TIGA

42 4 5
                                    

Perubahan itu berawal saat kami akan masuk ke SMA. Tubuhku semakin jangkung. Meski sudah tak menggunakan celana kodok lagi, mereka tetap menganggapku cupu. Mungkin karena kacamata out of date yang kukenakan. Entahlah, aku juga tidak tahu.

Waktu itu aku baru pulang dari rumah Kakek dan Nenek. Aku langsung melesat ke rumah Bee sambil membawa lari sekantong besar buah mangga yang sudah ranum. Berniat menghabiskannya bersama Bee sambil membaca ulang kisah-kisah Harry Potter. Tapi, yang kudapati ketika memasuki kamarnya adalah sesuatu yang sangat mencengangkan.

Ruangan yang dulunya didominasi warna cokelat kini sudah berganti warna menjadi pink dan biru. Bantal-bantal di depan jendela sudah diganti dengan boneka-boneka berbagai bentuk dan ukuran. Kamar itu sudah tak lagi menyimpan aroma vanili. Sama seperti pemiliknya yang tiba-tiba menguarkan harum strowberry.

Kupikir aku salah masuk kamar. Ternyata tidak. Aku mendapati Bee ada di sana sedang mengepak buku-buku koleksinya ke dalam sebuah kardus raksasa, siap dipindahkan ke gudang. Begitupun dengan koleksi sneakers-nya.
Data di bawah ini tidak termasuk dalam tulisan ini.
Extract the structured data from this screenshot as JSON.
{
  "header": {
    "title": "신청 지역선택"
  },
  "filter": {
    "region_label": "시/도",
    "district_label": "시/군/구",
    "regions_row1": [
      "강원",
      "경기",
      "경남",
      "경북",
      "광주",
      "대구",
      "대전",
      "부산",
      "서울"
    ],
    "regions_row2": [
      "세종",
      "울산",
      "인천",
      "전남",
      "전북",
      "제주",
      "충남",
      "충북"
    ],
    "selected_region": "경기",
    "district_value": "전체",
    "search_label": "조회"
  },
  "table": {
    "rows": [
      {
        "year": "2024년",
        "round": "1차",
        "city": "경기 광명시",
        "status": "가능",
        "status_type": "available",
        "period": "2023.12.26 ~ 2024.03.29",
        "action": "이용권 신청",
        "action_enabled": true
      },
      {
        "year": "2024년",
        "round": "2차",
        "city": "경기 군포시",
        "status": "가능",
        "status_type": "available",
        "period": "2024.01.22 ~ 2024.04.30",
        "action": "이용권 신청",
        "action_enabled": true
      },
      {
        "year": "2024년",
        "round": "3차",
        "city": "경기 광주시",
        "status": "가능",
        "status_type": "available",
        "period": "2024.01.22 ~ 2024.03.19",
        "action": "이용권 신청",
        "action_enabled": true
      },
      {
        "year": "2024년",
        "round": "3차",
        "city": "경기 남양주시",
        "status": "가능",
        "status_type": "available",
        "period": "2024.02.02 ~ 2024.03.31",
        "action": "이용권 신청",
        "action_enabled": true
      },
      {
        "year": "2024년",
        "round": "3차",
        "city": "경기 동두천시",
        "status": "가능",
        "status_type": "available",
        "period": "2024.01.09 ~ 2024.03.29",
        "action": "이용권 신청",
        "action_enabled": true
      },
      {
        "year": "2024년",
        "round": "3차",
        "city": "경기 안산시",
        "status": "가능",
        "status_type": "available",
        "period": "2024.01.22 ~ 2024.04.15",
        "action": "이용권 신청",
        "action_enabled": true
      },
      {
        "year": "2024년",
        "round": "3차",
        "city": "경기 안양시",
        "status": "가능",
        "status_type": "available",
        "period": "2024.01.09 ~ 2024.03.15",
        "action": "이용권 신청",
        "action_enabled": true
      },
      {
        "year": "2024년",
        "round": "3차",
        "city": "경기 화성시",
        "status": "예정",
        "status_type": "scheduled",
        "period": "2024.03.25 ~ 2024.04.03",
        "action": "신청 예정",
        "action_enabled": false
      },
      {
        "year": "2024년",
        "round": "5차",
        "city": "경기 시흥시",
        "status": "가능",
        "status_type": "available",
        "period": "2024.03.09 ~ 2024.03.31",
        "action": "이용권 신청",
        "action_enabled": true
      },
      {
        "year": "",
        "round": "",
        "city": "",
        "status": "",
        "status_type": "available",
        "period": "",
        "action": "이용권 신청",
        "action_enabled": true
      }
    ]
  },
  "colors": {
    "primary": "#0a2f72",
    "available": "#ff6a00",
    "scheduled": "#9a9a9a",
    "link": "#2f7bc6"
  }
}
Semua itu digantikan dengan novel-novel roman dan jajaran high heels serta flat shoes dengan warna feminin. Bajunya sudah tidak lagi gombrong. Ia lebih suka mengenakan dress atau baju-baju girlish yang pas badan. Seketika itu, Bee sudah bukan Bee lagi.

"Bayangin aja! Koleksi novel detektif luar biasa karya Agatha Christie diganti sama novel-novel romance yang mengagung-agungkan kosep Happily Ever After!"

"Perubahan itu hal wajar, kan?" Merly kembali berkomentar, "Lagipula di umur segitu, Bee lagi dalam masa puber. Wajar, lah, kalau dia mau mengubah penampilannya jadi lebih feminin."

Aku mendengkus sekali. Menelan pil pahit yang tiba-tiba saja tercipta di tenggorokkanku. "Kalau perubahannya cuma sampai situ, gue juga masih bisa maklum. Sayangnya, nggak, Merly."

"Maksud kamu?"

***

Awal masuk SMA, Bee yang dengan penampilan baru langsung bergabung dengan tim cheers, membuatnya banyak dikenal dan disenangi orang-orang. Bee jadi begitu ceria, mudah bergaul, juga ... cantik.

Aku mengakui fakta yang terakhir. Ia sudah menjadi gadis cantik. Giginya sudah tidak berkawat. Rambutnya sudah dibiarkan melewati bahu, terlihat halus sekali. Ia juga sudah tak tampak macam orang terserang demam. Wajahnya lebih sering merona karena polesan blush on di pipi, juga gincu warna peach di bibir. Tubuhnya yang mungil malah semakin membuat ia terlihat lincah dan menyenangkan. Bee mendadak populer.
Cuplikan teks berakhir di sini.